Is eating a plant-based diet the key to combating chronic illnesses? A new study published in the medical journal Dietary Science and Practice uncovered new benefits to abstaining from animal products. 

Researchers found that eating a plant-based diet reduces inflammatory dietary advanced glycation end-products (AGEs)—a biomarker implicated in chronic diseases such as Type 2 diabetes and cardiovascular disease—by nearly 80 percent. Comparatively, a diet that includes meat and dairy products reduced AGEs by 15 percent.

AGEs are compounds that are formed in the bloodstream when proteins or fats combine with glucose. AGEs cause inflammation and oxidative stress, which eventually lead to chronic disease. 

“Simply swapping fatty meat and dairy products for a low-fat plant-based diet led to a significant decrease in advanced glycation end-products—inflammatory compounds found to a greater degree in animal products than plants,” lead study author Hana Kahleova, MD, PhD, director of clinical research at the Physicians Committee for Responsible Medicine (PCRM), said in a statement.


The decrease in AGEs was associated with an average weight loss of 14 pounds and improved insulin sensitivity, Kahleova said.

AGEs may be ingested through the diet, and animal products are generally higher in AGEs than plant foods. AGEs are also formed during normal metabolism and are formed at an increased rate when a person has metabolic syndrome—a cluster of concurring conditions that include high blood sugar, high cholesterol, high blood pressure, and insulin resistance.

Health benefits of a plant-based diet

In the study, 244 participants who were overweight were randomly assigned to an intervention group, which ate a low-fat plant-based diet, or control group, which made no dietary changes, for 16 weeks. 

At the beginning and end of the study, body composition was measured and insulin sensitivity was assessed. Dietary AGEs were calculated based on self-reported dietary intake records, and a dietary AGEs database was used to estimate dietary AGEs intake.

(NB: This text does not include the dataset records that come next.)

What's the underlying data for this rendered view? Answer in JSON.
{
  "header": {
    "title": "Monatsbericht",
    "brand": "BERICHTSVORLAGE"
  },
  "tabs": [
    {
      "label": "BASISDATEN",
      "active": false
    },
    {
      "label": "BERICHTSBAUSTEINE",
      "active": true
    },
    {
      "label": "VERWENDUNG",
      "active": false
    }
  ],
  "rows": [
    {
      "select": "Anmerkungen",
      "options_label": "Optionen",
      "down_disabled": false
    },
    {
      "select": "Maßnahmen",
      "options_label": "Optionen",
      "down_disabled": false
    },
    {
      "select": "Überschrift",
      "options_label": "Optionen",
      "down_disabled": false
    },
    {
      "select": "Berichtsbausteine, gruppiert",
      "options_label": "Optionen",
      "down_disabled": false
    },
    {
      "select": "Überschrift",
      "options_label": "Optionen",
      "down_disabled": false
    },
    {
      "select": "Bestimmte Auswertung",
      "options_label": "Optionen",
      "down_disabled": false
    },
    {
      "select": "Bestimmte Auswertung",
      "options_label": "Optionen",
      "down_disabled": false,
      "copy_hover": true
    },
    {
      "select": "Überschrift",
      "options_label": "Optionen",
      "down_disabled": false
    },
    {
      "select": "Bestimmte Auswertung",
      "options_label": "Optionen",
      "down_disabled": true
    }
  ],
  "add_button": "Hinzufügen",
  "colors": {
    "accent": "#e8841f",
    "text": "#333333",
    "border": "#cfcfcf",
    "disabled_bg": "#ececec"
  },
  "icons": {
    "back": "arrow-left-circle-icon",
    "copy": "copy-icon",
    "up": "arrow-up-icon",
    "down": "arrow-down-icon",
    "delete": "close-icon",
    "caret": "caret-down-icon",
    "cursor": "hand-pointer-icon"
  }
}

Among the study participants, dietary AGEs decreased by 79 percent in the plant-based group, compared to 15 percent in the control group. About 55 percent of the reduction of the dietary AGEs in the plant-based group was attributable to the reduction in meat intake, 26 percent to decreased dairy intake, and 15 percent to decreased consumption of added fats. 


The reduction in white meat consumption made the biggest difference in dietary AGEs coming from meat (59 percent), followed by processed meat (27 percent).

Body weight decreased by approximately 14 pounds in the plant-based group, compared with about one pound in the control group, largely due to a reduction in fat mass, notably visceral fat. Insulin sensitivity improved in the intervention group.

The authors say that these findings support prior observations of the favorable effects of low-AGEs diets on weight, body fat, and insulin resistance. 

Plant-based diet lowers risk of diabetes

This study builds on a growing body of evidence that links a nutritious plant-based diet to lower incidence of Type 2 diabetes. A study published earlier this year in the scientific journal Diabetologia found that the consumption of plant-based foods such as fruits, vegetables, nuts, coffee, and legumes were associated with a lower risk of developing Type 2 diabetes. 

The study, conducted by researchers at the Department of Nutrition, Harvard T.H. Chan School of Public Health, distinguished between healthy and unhealthy plant foods according to their existing association with Type 2 diabetes, cardiovascular disease, certain cancers, and other conditions, including obesity and high blood pressure. 


The researchers found that participants who developed Type 2 diabetes in the follow-up period of the study had a lower intake of foods in the “healthy plant-based” category, along with having higher BMI, blood pressure, and cholesterol—and used medication to treat these issues.

“While it is difficult to tease out the contributions of individual foods because they were analyzed together as a pattern, individual metabolites from consumption of polyphenol-rich plant foods like fruits, vegetables, coffee, and legumes are all closely linked to a healthy plant-based diet and lower risk of diabetes,” Professor Frank Hu, who led the study, said in a statement.